Doctor of Psychology (PsyD)



Department Chair

Robert A DiTomasso, PhD, ABPP

First Advisor

Bradley M Rosenfield, PsyD

Second Advisor

Robert A DiTomasso, PhD, ABPP

Third Advisor

Patrick McElwaine, PsyD


Inpatient behavioral-health hospital admission has become an important therapeutic option for severely ill psychiatric patients and accounts for one third of the national mental-healthcare costs. After discharge, approximately 40% of patients with psychiatric problems are rehospitalized within 1 year of release from an inpatient behavioral-health hospital. Currently, no clear agreement exists within the psychology field as to which variables predict readmission. Identifying personal values and personality traits in assessment may be beneficial to help understand individual’s better, thereby informing treatment planning to help reduce the rate of readmission. The present study examined the relationship between personal values and personality traits in an inpatient behavioral hospital. The sample consisted of patients from a behavioral-health hospital in the northeastern region of the United States.

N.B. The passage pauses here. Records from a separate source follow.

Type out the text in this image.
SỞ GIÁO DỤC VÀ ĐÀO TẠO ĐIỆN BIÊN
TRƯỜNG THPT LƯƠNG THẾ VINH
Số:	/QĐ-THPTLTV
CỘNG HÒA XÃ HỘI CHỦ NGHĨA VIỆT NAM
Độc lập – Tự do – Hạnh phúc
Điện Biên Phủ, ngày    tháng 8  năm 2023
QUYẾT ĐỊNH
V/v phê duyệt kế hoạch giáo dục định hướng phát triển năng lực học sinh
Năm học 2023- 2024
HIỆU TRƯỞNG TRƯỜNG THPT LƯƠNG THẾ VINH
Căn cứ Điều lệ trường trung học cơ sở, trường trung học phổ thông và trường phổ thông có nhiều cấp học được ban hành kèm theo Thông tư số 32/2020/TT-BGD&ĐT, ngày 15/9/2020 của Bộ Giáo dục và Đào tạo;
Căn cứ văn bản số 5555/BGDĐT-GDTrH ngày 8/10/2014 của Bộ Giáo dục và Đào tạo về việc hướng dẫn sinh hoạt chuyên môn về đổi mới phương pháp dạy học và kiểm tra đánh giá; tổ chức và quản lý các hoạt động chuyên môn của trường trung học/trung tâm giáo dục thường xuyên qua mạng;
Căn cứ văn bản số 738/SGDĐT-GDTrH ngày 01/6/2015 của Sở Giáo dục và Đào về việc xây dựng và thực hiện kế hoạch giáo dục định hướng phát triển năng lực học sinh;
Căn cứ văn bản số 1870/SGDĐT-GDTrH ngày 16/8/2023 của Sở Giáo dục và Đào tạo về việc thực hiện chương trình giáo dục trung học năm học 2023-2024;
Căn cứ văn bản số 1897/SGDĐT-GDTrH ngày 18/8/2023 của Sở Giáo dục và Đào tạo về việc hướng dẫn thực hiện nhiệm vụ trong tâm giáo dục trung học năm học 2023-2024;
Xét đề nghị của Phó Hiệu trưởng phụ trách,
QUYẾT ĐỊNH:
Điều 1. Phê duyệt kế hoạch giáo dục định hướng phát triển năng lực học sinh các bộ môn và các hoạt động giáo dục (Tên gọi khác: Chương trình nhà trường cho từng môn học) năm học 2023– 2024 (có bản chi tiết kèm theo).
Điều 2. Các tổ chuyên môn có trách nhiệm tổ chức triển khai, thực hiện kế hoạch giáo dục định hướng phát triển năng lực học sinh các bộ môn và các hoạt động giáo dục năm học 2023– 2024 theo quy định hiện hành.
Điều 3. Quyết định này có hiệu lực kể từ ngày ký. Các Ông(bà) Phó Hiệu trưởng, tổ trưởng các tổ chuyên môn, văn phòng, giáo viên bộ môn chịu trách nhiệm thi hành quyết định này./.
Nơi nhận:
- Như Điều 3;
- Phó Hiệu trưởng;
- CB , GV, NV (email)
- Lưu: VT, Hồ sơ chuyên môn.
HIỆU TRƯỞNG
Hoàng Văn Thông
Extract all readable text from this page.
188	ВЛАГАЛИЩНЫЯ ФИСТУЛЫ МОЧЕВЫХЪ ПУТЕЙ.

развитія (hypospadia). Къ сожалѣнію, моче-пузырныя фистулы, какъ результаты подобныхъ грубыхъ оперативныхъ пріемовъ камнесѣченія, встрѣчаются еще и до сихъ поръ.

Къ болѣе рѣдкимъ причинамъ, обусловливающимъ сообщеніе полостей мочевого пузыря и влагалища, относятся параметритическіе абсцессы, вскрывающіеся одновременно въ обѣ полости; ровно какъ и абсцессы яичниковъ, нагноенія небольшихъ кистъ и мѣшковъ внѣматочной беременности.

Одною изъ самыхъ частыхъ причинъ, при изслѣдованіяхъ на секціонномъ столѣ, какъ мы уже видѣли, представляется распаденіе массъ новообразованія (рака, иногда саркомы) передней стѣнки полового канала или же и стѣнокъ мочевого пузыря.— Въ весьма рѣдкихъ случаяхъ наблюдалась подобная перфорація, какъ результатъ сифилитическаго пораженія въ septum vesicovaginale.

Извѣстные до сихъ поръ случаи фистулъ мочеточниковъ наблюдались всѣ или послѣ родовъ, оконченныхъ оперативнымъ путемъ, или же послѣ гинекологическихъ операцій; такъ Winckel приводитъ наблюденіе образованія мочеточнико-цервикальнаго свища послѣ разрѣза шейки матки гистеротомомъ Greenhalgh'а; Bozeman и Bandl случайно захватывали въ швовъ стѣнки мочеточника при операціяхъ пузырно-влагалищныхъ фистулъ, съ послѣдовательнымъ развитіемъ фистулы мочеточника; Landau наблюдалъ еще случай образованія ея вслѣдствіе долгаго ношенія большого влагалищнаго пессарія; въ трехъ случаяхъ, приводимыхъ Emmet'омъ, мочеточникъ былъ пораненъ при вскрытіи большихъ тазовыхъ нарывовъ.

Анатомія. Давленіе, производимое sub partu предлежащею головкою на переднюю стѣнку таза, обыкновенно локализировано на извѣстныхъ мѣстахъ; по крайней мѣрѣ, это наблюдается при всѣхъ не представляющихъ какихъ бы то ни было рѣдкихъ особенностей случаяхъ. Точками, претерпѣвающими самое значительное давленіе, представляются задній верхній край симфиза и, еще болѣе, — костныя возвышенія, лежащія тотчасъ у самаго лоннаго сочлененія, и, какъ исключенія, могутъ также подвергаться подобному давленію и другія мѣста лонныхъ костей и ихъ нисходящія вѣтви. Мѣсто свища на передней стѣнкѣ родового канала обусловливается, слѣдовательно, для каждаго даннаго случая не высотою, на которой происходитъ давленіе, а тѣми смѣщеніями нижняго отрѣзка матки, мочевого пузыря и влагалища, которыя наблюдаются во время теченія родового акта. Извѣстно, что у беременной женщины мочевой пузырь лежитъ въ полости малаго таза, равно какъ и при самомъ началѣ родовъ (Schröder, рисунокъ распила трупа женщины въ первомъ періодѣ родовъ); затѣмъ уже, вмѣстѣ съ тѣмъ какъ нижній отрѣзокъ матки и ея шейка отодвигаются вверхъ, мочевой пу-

Data were collected from 101 adult participants during their stay at the hospital from September 2015 to August 2016. The current study used a cross-sectional, correlational design to determine the relationship between scores on the Ten Item Personality Inventory (TIPI; Gosling, Rentfrow, & Swann, 2003) and the Personal Values Card Sort (Miller, Matthews, & Willbourne, 2001). The analysis revealed no significant correlation between personal values and personality traits for this inpatient sample. The personal value of family was found to be the most prevalent personal value, with 47 of 101 participants choosing family as one of their top five personal values. Additionally, none of the five personality traits on the TIPI were highly correlated, demonstrating evidence for psychometric validity of the TIPI for this inpatient sample. These results indicate the independent contributions of both the TIPI and Personal Values Card Sort, as well as the importance of considering the value of family to inform the assessment and treatment, in addition to increasing motivation in behavioral-hospital inpatients.